Pensé cómo Marie, cuando yo estaba en la bañera, abría las maletas. Cómo, de pie ante el espejo, se quitaba los guantes, se alisaba el cabello; cómo sacaba las perchas del armario, colgaba de ellas los vestidos, y las volvía a poner en el armario; crujían en la varilla de latón. Después los zapatos, el ruido apenas perceptible al dejarlos en el suelo, el roce de las suelas, y cómo iba colocando sobre el cristal de la mesa del tocador sus tubos, frasquitos y tarros; el gran tarro de crema, o el estrecho frasquito de laca para las uñas, la polvera, y el agudo sonido metálico del lápiz de labios colocado verticalmente.
Noté de repente que me había echado a llorar en la bañera, e hice un sorprendente descubrimiento físico: mis lágrimas me parecían frías. Otras veces me parecieron siempre calientes, y en los últimos meses había llorado, alguna que otra vez, lágrimas cálidas, cuando estaba borracho. Me acordé también de Henriette, de mi padre, del converso Leo, y me extrañó que aún no me hubiese telefoneado.
En Osnabrück me dijo ella por primera vez que tenía miedo de mí, al negarme yo a marchar a Bonn, y que quería ir allí a toda costa, para respirar «aire católico». La expresión no me gustó y dije que bastantes católicos había en Osnabrück, pero me replicó que yo no la comprendía ni quería comprenderla. Hacía dos días que estábamos en Osnabrück, entre dos actuaciones, y nos quedaban aún tres días. Llovía desde las primeras horas de la mañana, en ningún cine proyectaban un film que me interesase, y no me atreví a proponerle que jugáramos a la oca. Cuando lo propuse la víspera, puso una cara como de niñera injustamente esclavizada.

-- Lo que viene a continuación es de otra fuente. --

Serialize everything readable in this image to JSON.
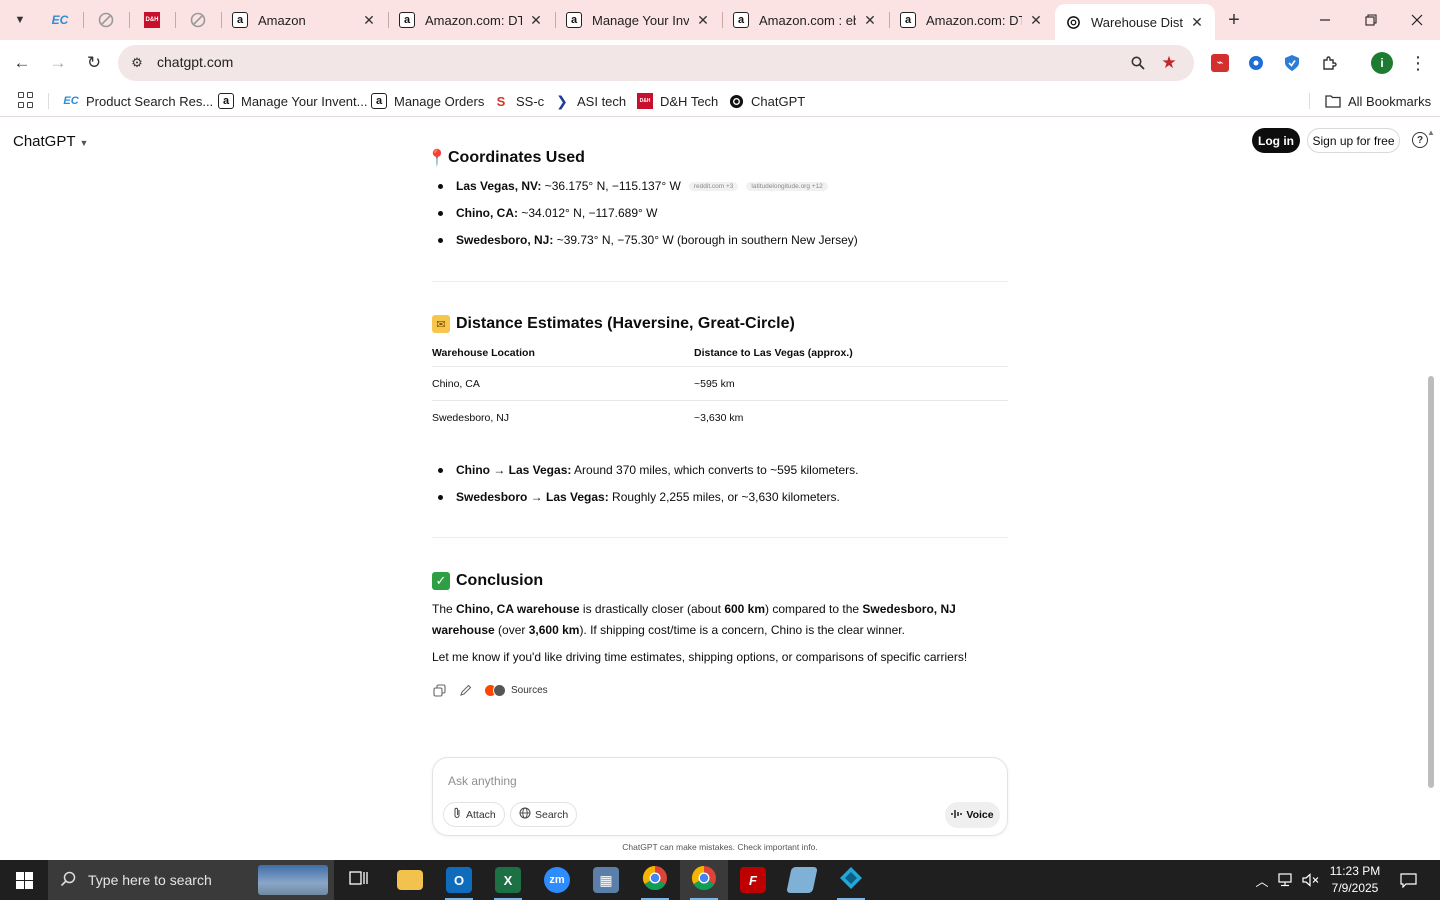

Marie leía tendida en la cama, yo, de pie, fumaba ante la ventana y miraba a la Hamburgerstrasse, a veces a la plaza que hay delante de la estación, de donde la gente salía corriendo, en plena lluvia, hacia los tranvías que aguardaban. Tampoco podíamos hacer «la cosa». Marie estaba enferma. No había tenido propiamente un aborto, pero sí algo por estilo. Yo no lo sabía exactamente, y nadie me lo aclaró. El caso es que ella creyó estar embarazada, pero ahora no lo estaba ya, y por la mañana pasó un par de horas en la clínica. Estaba pálida, cansada e irritada, y le dije que seguramente no sería bueno para ella emprender ahora tan largo viaje. Me hubiese gustado saber más detalles, si sentía dolores, pero no me dijo nada; sólo lloraba de vez en cuando, de un modo irritado, extraño para mí.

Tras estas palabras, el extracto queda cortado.